I know that the standard representation for the average of a data set: $$ \bar{x} = \frac{1}{N} \sum_{i}^N{x_i} $$
I have also ran into an average denoted as $\langle x \rangle$. This notation is frequently used in physics, and I understand it to be a continuous average over either time or space:
$$ \langle x \rangle = \frac{1}{b-a} \int_a^b{f(x)} $$
Where $f(x)$ can be a function of any coordinates of space and/or time.
From this there is also the relation as $N \to \infty$ and $\Delta(x_i, x_{\pm i}) \to 0 $:
$$ \bar{x} = \langle x \rangle = \frac{1}{\infty}\sum_i^\infty{x_i} = \frac{1}{b-a} \int_a^bf(x) $$
This indicates that given enough samples, it should be the case that $\bar{x}=\langle x \rangle$.
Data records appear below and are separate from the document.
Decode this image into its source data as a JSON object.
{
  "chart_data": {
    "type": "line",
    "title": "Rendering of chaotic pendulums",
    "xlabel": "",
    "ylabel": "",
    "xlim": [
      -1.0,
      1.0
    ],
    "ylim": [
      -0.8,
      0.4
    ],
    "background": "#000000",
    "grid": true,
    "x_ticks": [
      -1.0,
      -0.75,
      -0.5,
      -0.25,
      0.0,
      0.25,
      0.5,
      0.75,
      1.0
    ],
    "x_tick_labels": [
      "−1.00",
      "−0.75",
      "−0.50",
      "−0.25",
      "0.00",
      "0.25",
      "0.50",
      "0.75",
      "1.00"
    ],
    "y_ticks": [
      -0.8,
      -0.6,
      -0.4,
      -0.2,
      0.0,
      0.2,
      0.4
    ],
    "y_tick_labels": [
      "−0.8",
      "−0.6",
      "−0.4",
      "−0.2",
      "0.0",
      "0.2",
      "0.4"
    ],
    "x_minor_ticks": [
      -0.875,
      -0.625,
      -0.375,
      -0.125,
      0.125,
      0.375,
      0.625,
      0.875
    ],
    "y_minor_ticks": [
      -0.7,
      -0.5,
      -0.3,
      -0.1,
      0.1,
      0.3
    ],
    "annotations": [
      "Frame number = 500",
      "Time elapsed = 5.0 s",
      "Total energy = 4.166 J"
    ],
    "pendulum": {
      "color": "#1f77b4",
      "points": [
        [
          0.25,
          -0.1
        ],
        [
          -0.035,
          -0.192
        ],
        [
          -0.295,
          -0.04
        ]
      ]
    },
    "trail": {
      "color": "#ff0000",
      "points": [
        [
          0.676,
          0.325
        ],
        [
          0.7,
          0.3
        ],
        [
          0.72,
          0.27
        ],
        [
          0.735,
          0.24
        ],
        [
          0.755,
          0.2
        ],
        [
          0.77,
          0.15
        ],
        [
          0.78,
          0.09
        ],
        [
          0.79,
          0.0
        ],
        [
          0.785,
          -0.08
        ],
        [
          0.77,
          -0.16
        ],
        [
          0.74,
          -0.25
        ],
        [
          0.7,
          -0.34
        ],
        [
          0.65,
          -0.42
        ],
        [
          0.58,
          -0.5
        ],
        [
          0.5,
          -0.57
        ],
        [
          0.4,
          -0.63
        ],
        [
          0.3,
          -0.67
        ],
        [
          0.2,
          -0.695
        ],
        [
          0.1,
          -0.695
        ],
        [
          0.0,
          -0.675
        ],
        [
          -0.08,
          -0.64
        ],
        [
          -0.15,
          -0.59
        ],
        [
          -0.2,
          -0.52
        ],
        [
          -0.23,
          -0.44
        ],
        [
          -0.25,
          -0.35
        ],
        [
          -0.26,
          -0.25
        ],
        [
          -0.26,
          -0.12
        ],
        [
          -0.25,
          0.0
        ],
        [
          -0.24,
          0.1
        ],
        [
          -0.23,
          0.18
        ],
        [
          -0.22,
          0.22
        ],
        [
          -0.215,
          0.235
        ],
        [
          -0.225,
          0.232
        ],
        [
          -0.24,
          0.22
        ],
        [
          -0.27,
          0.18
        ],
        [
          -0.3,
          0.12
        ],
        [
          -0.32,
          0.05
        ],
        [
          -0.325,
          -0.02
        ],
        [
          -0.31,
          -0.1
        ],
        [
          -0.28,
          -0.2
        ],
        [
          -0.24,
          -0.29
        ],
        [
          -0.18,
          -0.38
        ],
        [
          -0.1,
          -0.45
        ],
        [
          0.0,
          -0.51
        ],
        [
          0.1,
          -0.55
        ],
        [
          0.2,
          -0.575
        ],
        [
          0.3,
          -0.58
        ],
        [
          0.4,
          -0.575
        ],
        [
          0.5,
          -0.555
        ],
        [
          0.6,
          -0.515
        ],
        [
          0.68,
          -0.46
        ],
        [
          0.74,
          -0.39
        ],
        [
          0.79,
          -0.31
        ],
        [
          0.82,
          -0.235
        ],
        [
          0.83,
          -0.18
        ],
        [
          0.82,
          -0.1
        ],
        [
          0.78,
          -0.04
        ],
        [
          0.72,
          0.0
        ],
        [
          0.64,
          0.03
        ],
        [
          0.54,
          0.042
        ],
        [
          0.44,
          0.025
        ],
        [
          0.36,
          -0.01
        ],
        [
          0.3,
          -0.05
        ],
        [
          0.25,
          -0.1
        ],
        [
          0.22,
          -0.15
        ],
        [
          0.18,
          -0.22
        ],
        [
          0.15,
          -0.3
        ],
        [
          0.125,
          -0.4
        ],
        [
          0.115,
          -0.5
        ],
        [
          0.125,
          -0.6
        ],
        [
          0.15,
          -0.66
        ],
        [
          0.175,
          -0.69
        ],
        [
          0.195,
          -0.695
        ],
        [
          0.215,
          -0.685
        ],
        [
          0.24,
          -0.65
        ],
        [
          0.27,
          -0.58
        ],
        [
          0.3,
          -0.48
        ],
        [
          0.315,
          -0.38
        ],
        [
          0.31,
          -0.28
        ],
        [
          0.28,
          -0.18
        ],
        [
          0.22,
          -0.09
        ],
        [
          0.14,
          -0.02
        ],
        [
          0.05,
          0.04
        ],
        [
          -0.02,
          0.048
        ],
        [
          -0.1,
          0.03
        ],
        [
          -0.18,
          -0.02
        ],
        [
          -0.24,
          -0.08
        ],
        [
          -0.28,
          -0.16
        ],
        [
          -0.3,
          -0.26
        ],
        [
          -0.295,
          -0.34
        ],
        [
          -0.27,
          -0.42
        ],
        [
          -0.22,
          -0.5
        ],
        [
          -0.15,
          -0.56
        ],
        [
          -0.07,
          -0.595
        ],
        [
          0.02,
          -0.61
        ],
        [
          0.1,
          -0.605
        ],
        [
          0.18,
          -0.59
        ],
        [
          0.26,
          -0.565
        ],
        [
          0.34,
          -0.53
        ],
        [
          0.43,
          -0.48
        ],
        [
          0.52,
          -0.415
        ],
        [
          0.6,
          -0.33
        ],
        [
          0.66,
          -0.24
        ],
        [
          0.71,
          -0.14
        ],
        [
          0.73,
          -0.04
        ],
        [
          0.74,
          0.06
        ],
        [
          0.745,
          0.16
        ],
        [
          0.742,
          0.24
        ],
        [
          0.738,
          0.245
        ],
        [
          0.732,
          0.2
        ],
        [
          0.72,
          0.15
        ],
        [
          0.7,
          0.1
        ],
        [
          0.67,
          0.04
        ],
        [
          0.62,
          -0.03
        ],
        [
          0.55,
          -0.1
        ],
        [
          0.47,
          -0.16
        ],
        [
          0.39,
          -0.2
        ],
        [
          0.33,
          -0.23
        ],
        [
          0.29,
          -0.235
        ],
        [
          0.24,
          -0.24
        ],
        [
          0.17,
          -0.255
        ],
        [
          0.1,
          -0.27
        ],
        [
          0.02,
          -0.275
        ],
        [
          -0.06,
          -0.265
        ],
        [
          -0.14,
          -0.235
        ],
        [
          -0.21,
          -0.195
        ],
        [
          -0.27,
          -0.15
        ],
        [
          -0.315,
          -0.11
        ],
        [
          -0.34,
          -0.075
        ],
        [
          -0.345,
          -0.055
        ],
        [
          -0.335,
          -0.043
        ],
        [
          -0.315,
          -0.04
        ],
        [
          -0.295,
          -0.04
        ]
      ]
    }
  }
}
Am I correct in this understanding that $\bar{x}$ represents a discrete average and $\langle x \rangle$ represents a continuous average, or is there something else to this?
For the average of p(t) over T, without calculus I would propose:
$$P = {\left.\overline{p(t)}\right|_0^T}$$
in preference of
$$P = \frac{1}{T}\int_0^T p(t)\ d t.$$
The reason being that the integration sign is intimidating for people without a calculus background.
Your comments would be most welcome.